These incredible photos show the northern lights blazing above Sheffield this week.
She told how she stayed up until 3am that morning to get the shots, which she took using the night mode on her iPhone, with a 10-second exposure. She said: "The sky had a pink glow but the pillars were seen on camera."
How were these photos of the northern lights taken in Sheffield, and what is the advice to photographers?
It is rare that the aurora borealis is so visible as far south as Sheffield, especially from a relatively built-up area of the city, with people often travelling to Scandinavia or Iceland specially to see them. But Sunita said the timing and the conditions were perfect that night.
"It was the autumn equinox on 23/9 when there is a burst in activity. The activity peaked at 2.30am on the following Monday morning with a massive burst at 3am," she said.
"You have to look towards the northern horizon in dark skies. It's generally not seen as well in the middle of the city or where we are but it was a massive geomagnetic storm causing this.
When is the best time to see the northern lights from Sheffield?
"I have photographed it previously too from S10 but not as good as this. I would say was a historic night for Sheffield."
The good news for people hoping to see and photograph the northern lights from Sheffield, there could be an even better chance next year.

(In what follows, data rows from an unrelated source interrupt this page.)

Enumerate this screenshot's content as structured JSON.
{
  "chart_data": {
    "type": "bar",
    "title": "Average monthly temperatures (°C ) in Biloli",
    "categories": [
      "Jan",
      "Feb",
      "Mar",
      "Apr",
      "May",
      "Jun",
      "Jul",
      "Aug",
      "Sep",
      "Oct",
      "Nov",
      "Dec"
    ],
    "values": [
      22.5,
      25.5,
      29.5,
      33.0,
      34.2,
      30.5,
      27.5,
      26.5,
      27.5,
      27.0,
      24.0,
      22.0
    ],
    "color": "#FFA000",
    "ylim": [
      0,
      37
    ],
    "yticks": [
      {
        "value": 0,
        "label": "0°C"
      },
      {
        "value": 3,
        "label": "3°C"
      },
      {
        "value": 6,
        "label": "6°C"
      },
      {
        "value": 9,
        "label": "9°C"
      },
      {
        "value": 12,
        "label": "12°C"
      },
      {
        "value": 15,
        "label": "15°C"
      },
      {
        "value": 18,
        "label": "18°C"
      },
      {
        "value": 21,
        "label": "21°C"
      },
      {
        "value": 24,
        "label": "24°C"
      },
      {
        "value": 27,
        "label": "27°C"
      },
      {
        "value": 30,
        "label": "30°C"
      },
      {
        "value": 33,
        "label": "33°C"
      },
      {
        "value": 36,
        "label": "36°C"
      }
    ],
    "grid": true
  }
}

The sun is reportedly set to reach the peak of its 11-year cycle at the end of 2024 or early 2025.
What causes the northern lights?
The aurora borealis is caused by activity on the surface of the sun. When solar storms produce huge clouds of electrically charged particles, some of those particles travel millions of miles and eventually collide with the Earth.

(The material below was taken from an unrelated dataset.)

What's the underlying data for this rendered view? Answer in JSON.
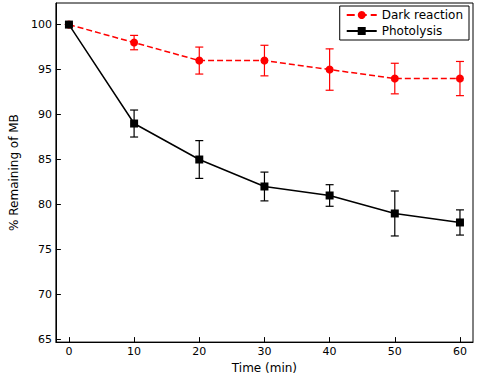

Some then become captured in the Earth's magnetic field, which accelerates towards the north and south poles and into the atmosphere.
Those particles slam into atoms and molecules in the Earth's atmosphere, heating them up, with Royal Observatory astronomer Tom Kerss saying the process is 'very much like heating a gas and making it glow'.
The curtains of light are caused by the lines of force in the Earth's magnetic field, with the colours being created as different gases are heated.
The green we see in the aurora is characteristic of oxygen, while hints of purple, blue or pink are caused by nitrogen.
"We sometimes see a wonderful scarlet red colour, and this is caused by very high altitude oxygen interacting with solar particles,” explains Kerss. “This only occurs when the aurora is particularly energetic."
How can you see the aurora borealis above Sheffield?
If you want to know the best night to see the northern lights from where you live, Lancaster University's Department of Physics has a handy website called AuroraWatch UK, which estimates the likelihood of an aurora being visible based on geomagnetic activity.
There is even an app available to download which sends an amber or red alert when the chances of seeing the aurora borealis are highest.
As Sunita mentioned, finding a darker location where there is less light pollution helps, and of course the sky needs to be clear, with no clouds to obscure the lights.